Deise Habilitationsschrift trägt eine schwere Fracht von Informationen, Gelehrsamkeit, Gedanken und neuen, meistens polemisch ausgedrückten Einsichten. Jean Pauls Werk eignet sich ganz besonders für postmodernes Denken und verwickelte Gedankengänge, wie sie hier gezeigt werden. Der Ausgangspunkt der Arbeit ist dabei verblüffend einfach: "Die Forschung"—wer auch immer dazu zählen mag—spricht gern vom Gegensatz des Augen-Menschen Goethe und des musikalischen Jean Paul, der durch das Gehör lebte: von der Lust am Improvisieren am Klavier bis zur Verliebtheit in Töne, die seinem Werk Atmosphäre geben, genau wie die Musik und die Musiker. Ohne Vults Flöte wären die Flegeljahre nicht vorstellbar. (Übrigens war Goethe keineswegs unmusikalisch und sehr an Musik interessiert.) Nun weist aber Sabine Eickenrodt darauf hin, dass es bei Jean Paul ständig um die Augen geht: Blindheit, Augenoperationen und ein Wald von optischen Metaphern geben seinen Texten das Gepräge. Besonders das Starstechen faszinierte ihn, wie auch viele seiner Zeitgenossen, nur dass bei Jean Paul das Sehen und die Blindheit in den Bedeutungsumkreis der Unsterblichkeit geraten—dies wiederum eine Vorstellung, die man bei Jean Paul eine Obsession nennen kann, die ihn spätestens seit seiner Todesvision im November 1790 nicht mehr los ließ, und der er noch sein letztes unvollendetes Werk Selina widmete.

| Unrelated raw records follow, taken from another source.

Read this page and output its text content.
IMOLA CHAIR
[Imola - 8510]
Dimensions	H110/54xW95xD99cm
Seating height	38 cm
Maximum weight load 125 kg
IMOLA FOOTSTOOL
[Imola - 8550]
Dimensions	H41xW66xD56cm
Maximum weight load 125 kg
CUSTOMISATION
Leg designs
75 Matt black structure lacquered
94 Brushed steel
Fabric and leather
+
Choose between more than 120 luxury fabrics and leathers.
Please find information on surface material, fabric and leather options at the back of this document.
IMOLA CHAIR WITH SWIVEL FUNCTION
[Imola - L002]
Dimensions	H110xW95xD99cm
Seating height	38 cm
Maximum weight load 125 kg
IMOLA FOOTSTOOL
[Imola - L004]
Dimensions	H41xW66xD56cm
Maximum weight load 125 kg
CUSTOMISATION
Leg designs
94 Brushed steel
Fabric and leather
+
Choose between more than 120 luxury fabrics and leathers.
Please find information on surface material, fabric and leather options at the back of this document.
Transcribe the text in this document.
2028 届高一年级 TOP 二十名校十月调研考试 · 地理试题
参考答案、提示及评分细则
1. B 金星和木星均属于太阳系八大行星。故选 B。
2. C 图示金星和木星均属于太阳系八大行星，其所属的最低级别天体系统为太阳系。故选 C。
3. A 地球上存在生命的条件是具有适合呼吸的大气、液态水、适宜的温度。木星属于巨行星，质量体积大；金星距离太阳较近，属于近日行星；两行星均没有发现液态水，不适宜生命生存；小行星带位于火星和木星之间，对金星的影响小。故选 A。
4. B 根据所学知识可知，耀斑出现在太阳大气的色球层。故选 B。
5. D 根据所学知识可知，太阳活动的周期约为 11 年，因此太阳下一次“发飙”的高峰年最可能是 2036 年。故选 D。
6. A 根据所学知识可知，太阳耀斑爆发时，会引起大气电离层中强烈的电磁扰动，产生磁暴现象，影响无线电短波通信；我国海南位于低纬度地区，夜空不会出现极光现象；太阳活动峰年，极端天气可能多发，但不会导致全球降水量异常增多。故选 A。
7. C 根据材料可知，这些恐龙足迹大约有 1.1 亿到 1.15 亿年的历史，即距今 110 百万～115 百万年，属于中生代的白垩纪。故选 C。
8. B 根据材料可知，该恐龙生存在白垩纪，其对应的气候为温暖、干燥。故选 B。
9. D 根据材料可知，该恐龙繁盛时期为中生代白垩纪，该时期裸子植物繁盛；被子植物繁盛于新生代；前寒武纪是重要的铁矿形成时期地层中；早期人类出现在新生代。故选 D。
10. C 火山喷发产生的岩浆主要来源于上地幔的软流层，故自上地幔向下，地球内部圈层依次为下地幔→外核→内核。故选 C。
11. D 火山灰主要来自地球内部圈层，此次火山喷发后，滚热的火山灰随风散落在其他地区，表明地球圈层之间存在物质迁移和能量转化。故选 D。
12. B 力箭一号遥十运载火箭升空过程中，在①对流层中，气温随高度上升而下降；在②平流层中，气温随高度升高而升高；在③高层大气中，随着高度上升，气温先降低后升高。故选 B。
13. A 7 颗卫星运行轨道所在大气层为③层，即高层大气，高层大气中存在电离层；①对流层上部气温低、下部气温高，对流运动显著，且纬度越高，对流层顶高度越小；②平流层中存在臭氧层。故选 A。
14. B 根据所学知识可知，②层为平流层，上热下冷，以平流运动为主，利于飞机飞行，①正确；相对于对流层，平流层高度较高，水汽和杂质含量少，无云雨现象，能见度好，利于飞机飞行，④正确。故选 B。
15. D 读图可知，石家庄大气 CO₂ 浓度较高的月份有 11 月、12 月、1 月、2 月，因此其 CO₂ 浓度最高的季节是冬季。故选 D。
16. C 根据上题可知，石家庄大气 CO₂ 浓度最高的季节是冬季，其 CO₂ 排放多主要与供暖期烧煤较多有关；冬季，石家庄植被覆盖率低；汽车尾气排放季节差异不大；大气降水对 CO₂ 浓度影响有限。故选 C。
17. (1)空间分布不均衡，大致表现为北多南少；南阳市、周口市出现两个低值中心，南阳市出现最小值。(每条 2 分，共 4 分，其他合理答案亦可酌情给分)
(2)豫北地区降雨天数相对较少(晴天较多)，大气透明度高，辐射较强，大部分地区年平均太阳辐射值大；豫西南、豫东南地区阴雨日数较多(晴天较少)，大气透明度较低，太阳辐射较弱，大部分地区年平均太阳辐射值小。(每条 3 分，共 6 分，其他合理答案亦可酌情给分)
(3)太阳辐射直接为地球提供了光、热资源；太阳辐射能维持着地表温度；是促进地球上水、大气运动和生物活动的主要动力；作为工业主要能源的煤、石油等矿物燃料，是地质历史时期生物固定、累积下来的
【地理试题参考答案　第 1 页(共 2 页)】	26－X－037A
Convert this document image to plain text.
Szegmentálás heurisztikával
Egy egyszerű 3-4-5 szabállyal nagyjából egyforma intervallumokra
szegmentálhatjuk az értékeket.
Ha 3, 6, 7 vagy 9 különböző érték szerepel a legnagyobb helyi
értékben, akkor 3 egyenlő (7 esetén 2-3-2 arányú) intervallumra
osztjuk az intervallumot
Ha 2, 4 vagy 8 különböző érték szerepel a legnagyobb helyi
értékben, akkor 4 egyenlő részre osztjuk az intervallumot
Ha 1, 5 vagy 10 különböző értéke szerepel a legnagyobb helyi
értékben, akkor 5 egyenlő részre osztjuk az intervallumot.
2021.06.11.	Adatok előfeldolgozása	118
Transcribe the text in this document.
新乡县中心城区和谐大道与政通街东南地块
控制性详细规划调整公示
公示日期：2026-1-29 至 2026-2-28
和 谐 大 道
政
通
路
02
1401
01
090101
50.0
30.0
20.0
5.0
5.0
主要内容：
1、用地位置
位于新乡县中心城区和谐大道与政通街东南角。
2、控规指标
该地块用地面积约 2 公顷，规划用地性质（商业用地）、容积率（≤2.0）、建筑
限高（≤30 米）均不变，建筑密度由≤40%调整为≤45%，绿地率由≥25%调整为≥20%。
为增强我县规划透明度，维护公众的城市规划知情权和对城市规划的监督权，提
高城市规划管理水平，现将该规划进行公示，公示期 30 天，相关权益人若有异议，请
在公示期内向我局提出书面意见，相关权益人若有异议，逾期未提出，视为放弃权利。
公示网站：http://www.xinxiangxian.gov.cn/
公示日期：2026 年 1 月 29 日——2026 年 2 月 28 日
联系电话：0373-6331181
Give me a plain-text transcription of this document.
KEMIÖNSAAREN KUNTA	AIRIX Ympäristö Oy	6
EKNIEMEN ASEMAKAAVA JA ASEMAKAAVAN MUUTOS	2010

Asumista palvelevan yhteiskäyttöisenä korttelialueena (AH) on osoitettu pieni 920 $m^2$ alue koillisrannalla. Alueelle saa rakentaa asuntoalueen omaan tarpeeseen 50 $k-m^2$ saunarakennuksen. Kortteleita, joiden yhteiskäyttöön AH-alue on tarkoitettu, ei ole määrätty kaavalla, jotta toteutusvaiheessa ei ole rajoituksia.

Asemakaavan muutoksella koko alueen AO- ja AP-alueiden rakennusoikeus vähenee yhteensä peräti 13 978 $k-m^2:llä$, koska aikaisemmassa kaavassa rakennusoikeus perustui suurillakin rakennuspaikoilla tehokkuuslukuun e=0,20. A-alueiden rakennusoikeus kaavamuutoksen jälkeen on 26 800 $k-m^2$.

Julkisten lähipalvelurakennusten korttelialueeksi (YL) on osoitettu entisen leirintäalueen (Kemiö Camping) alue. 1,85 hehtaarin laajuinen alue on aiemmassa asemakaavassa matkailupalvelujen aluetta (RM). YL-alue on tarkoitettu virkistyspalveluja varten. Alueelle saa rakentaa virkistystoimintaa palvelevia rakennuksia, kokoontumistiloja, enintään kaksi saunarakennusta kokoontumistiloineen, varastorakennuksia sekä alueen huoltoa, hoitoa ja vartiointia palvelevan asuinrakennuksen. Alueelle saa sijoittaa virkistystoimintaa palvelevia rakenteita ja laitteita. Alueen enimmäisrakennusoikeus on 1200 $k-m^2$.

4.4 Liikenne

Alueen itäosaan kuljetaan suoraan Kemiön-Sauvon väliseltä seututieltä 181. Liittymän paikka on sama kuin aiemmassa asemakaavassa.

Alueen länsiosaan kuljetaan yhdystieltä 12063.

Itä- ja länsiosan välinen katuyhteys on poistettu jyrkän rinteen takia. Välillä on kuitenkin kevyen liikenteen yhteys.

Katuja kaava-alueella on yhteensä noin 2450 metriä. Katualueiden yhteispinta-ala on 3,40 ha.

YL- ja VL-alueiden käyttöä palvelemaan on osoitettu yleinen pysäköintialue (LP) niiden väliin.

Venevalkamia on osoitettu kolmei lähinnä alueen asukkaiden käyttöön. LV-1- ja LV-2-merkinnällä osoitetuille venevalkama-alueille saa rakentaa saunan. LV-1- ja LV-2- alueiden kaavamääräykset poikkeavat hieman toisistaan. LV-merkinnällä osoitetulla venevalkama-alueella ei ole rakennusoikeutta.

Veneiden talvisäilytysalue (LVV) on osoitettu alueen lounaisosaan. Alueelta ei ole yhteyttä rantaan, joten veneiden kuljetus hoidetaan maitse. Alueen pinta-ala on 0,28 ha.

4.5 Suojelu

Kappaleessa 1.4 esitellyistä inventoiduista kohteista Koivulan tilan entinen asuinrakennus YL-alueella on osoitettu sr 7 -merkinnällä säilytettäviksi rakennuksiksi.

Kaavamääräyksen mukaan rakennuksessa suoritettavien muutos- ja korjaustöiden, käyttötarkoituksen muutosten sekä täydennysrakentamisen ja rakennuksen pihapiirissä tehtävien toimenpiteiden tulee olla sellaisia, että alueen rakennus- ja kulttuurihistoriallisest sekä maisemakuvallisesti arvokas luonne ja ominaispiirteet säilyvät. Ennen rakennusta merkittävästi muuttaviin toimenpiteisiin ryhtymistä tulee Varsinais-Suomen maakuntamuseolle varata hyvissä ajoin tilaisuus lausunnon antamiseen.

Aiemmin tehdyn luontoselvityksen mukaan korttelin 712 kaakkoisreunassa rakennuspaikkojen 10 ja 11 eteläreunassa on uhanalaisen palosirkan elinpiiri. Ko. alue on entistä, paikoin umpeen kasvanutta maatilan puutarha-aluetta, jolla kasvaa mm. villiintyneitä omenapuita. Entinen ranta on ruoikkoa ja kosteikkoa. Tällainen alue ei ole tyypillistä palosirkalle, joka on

Sabine Eickenrodts Arbeit geht diesen Komplex von drei Punkten aus an: zuerst handelt sie von den Implikationen der Blindheit und des Starstechens in der Unsichtbaren Loge, dann folgt ein Teil über "Sinesische Sprachgitter," der sich auf den Hesperus bezieht, und als drittes eine Erörterung der "Himmelfahrt," die vom Kampaner Tal und dem "Seebuch" des Luftschiffers Giannozzo (im "Komischen Anhang" zum Titan) ausgeht. Die Arbeit schließt mit einem "Ausblick ins Spätwerk." Das sind nur Teilaspekte des Gesamtwerks von Jean Paul, aber es ist schon eine ganze Menge, und ein Vorstoß in weitgehend unbekanntes Gebiet. Ohnehin sollten wir wohl davon abkommen, bei Jean Paul einzelne Sinne zu privilegieren; er war ein Mensch, der sozusagen mit allen Sinnen lebte und schrieb: auch mit dem Gefühlssinn oder Tastsinn, mit dem Geruch und dem Geschmack. Das betrifft gerade die Erfahrung des Unendlichen und des Ewigen. Denn welche Sinne können uns einen Zugang zu dieser "anderen Welt" verschaffen, wenn nicht alle gemeinsam?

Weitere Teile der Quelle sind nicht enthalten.